Recensioni - Opera

Hedda Gabler “come una volta”

Tradizionalissima messinscena del capolavoro ibseniano al Teatro Sociale

Certo, chi si aspettava di andare a teatro per assistere ad una lettura più moderna, innovativa, che aggiungesse qualcosa di nuovo al capolavoro di Ibsen, magari sfruttando la sottile e perfida ironia marcatamente presente nel testo, è rimasto deluso, ma questo non vuol dire che il risultato complessivo non abbia convinto. La scelta di affidarsi a schemi consolidati ha contribuito alla realizzazione di uno spettacolo solido, coerente, ben recitato cui, unico appunto,  forse avrebbe giovato una traduzione più moderna.
Il vero motivo di interesse della serata è stata ad ogni modo l’interpretazione di Manuela Mandracchia nel ruolo della protagonista. L’attrice romana ha costruito un personaggio in cui convivono tutte le contraddizioni e le infinite sfaccettature che rendono Hedda Gabler una delle figure più moderne del teatro ottocentesco.
Quello che colpisce maggiormente è l’estrema  facilità con cui la Mandracchia si muove in scena, assumendo spesso posizioni poco naturali (a volte addirittura sdraiata sul divano, quasi a testa in giù), e la grande naturalezza con cui porge il testo, al punto che ogni singola battuta sembra venire pronunciata con il massimo della spontaneità. Tutto viene cesellato con certosina perfezione ma allo stesso tempo non si ha mai per un istante la sensazione di finzione o recitazione.
Al suo fianco una compagnia di attori che, pur non raggiungendo gli stessi livelli si disimpegna egregiamente.
I panni del giudice Brack  sono stati interpretati da un Luciano Roman puntuale e professionale ma forse privo di quella viscida ambiguità che lo avrebbe reso veramente interessante, e lo stesso si può dire dello Jorgen di  Jacopo Venturiero: preciso nella sua pedanteria ma non al punto di stamparsi indissolubilmente nella memoria.
Da tenere sott’occhio in futuro invece la giovane Federica Rossellini, la cui Thea è il personaggio che meglio di tutti ha retto il confronto sulla scena con la Mandracchia, mentre tutta l’energia profusa da Massimo Nicolini nel ruolo di Løvborg avrebbe forse dovuta essere più controllata e meglio indirizzata.
Efficace la zia Julle di Laura Cartia,  funzionale la Berte di Laura Pazza.
Convinti al termine gli applausi del pubblico con punte di entusiasmo per la protagonista.

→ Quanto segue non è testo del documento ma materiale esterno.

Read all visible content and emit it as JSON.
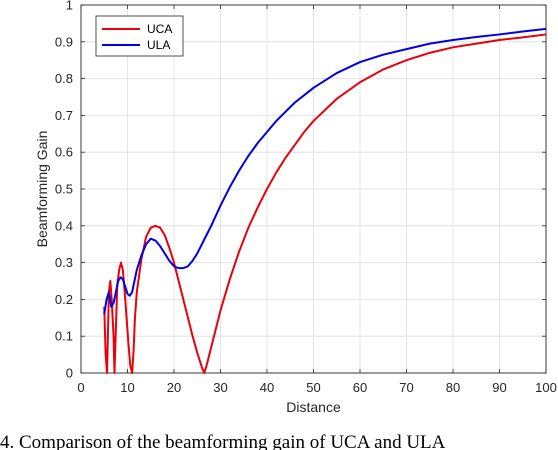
{
  "chart_data": {
    "type": "line",
    "xlabel": "Distance",
    "ylabel": "Beamforming Gain",
    "xlim": [
      0,
      100
    ],
    "ylim": [
      0,
      1
    ],
    "xticks": [
      "0",
      "10",
      "20",
      "30",
      "40",
      "50",
      "60",
      "70",
      "80",
      "90",
      "100"
    ],
    "yticks": [
      "0",
      "0.1",
      "0.2",
      "0.3",
      "0.4",
      "0.5",
      "0.6",
      "0.7",
      "0.8",
      "0.9",
      "1"
    ],
    "grid": true,
    "legend_position": "top-left",
    "series": [
      {
        "name": "UCA",
        "color": "#e8000b",
        "x": [
          5,
          5.3,
          5.6,
          6,
          6.3,
          6.6,
          7,
          7.2,
          7.5,
          7.8,
          8.2,
          8.6,
          9,
          9.4,
          9.8,
          10.2,
          10.6,
          11,
          11.3,
          11.6,
          12,
          13,
          14,
          15,
          16,
          17,
          18,
          19,
          20,
          21,
          22,
          23,
          24,
          25,
          26,
          26.5,
          27,
          28,
          29,
          30,
          32,
          34,
          36,
          38,
          40,
          42,
          44,
          46,
          48,
          50,
          55,
          60,
          65,
          70,
          75,
          80,
          85,
          90,
          95,
          100
        ],
        "y": [
          0.18,
          0.05,
          0.0,
          0.22,
          0.25,
          0.2,
          0.1,
          0.0,
          0.12,
          0.24,
          0.28,
          0.3,
          0.28,
          0.22,
          0.15,
          0.08,
          0.02,
          0.0,
          0.06,
          0.15,
          0.22,
          0.31,
          0.37,
          0.395,
          0.4,
          0.395,
          0.375,
          0.34,
          0.3,
          0.25,
          0.2,
          0.15,
          0.1,
          0.055,
          0.015,
          0.0,
          0.02,
          0.07,
          0.12,
          0.17,
          0.255,
          0.33,
          0.395,
          0.45,
          0.5,
          0.545,
          0.585,
          0.62,
          0.655,
          0.685,
          0.745,
          0.79,
          0.825,
          0.85,
          0.87,
          0.885,
          0.895,
          0.905,
          0.912,
          0.92
        ]
      },
      {
        "name": "ULA",
        "color": "#0000e8",
        "x": [
          5,
          5.5,
          6,
          6.5,
          7,
          7.5,
          8,
          8.5,
          9,
          9.5,
          10,
          10.5,
          11,
          11.5,
          12,
          13,
          14,
          15,
          16,
          17,
          18,
          19,
          20,
          21,
          22,
          23,
          24,
          25,
          26,
          27,
          28,
          30,
          32,
          34,
          36,
          38,
          40,
          42,
          44,
          46,
          48,
          50,
          55,
          60,
          65,
          70,
          75,
          80,
          85,
          90,
          95,
          100
        ],
        "y": [
          0.16,
          0.2,
          0.22,
          0.18,
          0.19,
          0.22,
          0.25,
          0.26,
          0.255,
          0.235,
          0.215,
          0.21,
          0.22,
          0.25,
          0.28,
          0.32,
          0.35,
          0.365,
          0.36,
          0.345,
          0.325,
          0.305,
          0.29,
          0.285,
          0.285,
          0.29,
          0.305,
          0.325,
          0.35,
          0.375,
          0.4,
          0.455,
          0.505,
          0.55,
          0.59,
          0.625,
          0.655,
          0.685,
          0.71,
          0.735,
          0.755,
          0.775,
          0.815,
          0.845,
          0.865,
          0.88,
          0.895,
          0.905,
          0.913,
          0.92,
          0.928,
          0.935
        ]
      }
    ]
  },
  "caption": "4.   Comparison of the beamforming gain of UCA and ULA"
}
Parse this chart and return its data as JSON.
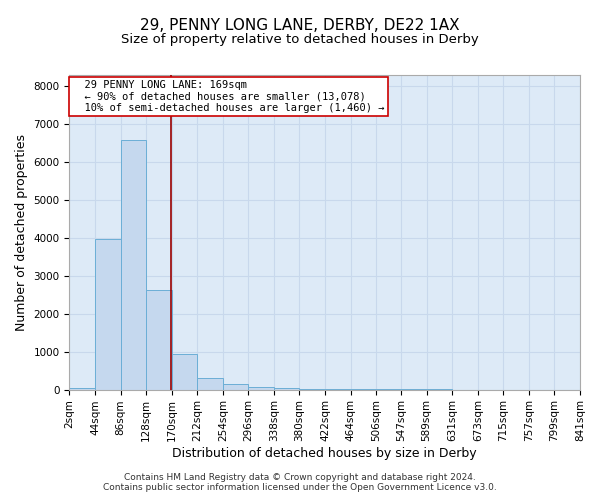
{
  "title_line1": "29, PENNY LONG LANE, DERBY, DE22 1AX",
  "title_line2": "Size of property relative to detached houses in Derby",
  "xlabel": "Distribution of detached houses by size in Derby",
  "ylabel": "Number of detached properties",
  "bin_edges": [
    2,
    44,
    86,
    128,
    170,
    212,
    254,
    296,
    338,
    380,
    422,
    464,
    506,
    547,
    589,
    631,
    673,
    715,
    757,
    799,
    841
  ],
  "bin_counts": [
    50,
    3980,
    6580,
    2620,
    950,
    310,
    140,
    80,
    30,
    15,
    10,
    5,
    5,
    3,
    3,
    2,
    2,
    1,
    1,
    1
  ],
  "bar_color": "#c5d8ee",
  "bar_edge_color": "#6baed6",
  "property_size": 169,
  "vline_color": "#990000",
  "annotation_text": "  29 PENNY LONG LANE: 169sqm\n  ← 90% of detached houses are smaller (13,078)\n  10% of semi-detached houses are larger (1,460) →",
  "annotation_box_color": "#ffffff",
  "annotation_border_color": "#cc0000",
  "ylim": [
    0,
    8300
  ],
  "yticks": [
    0,
    1000,
    2000,
    3000,
    4000,
    5000,
    6000,
    7000,
    8000
  ],
  "grid_color": "#c8d8ec",
  "background_color": "#ddeaf7",
  "footer_line1": "Contains HM Land Registry data © Crown copyright and database right 2024.",
  "footer_line2": "Contains public sector information licensed under the Open Government Licence v3.0.",
  "title_fontsize": 11,
  "subtitle_fontsize": 9.5,
  "axis_label_fontsize": 9,
  "tick_fontsize": 7.5,
  "annotation_fontsize": 7.5,
  "footer_fontsize": 6.5
}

Davide Cornacchione 23/01/2014

 


Spettacolo molto classico e tradizionale l’Hedda Gabler firmato da Antonio Calenda cui abbiamo assistito al Teatro Sociale all’interno del cartellone del Centro Teatrale Bresciano. Tutto quanto si poteva prevedere da una messinscena ibseniana è stato infatti rispettato: scenografia –firmata da Pier Paolo Bisleri-  dalle tinte cupe, luci basse e penombra, recitazione molto cadenzata, con una sottile vena di tragedia sempre presente, anche nei momenti più distesi.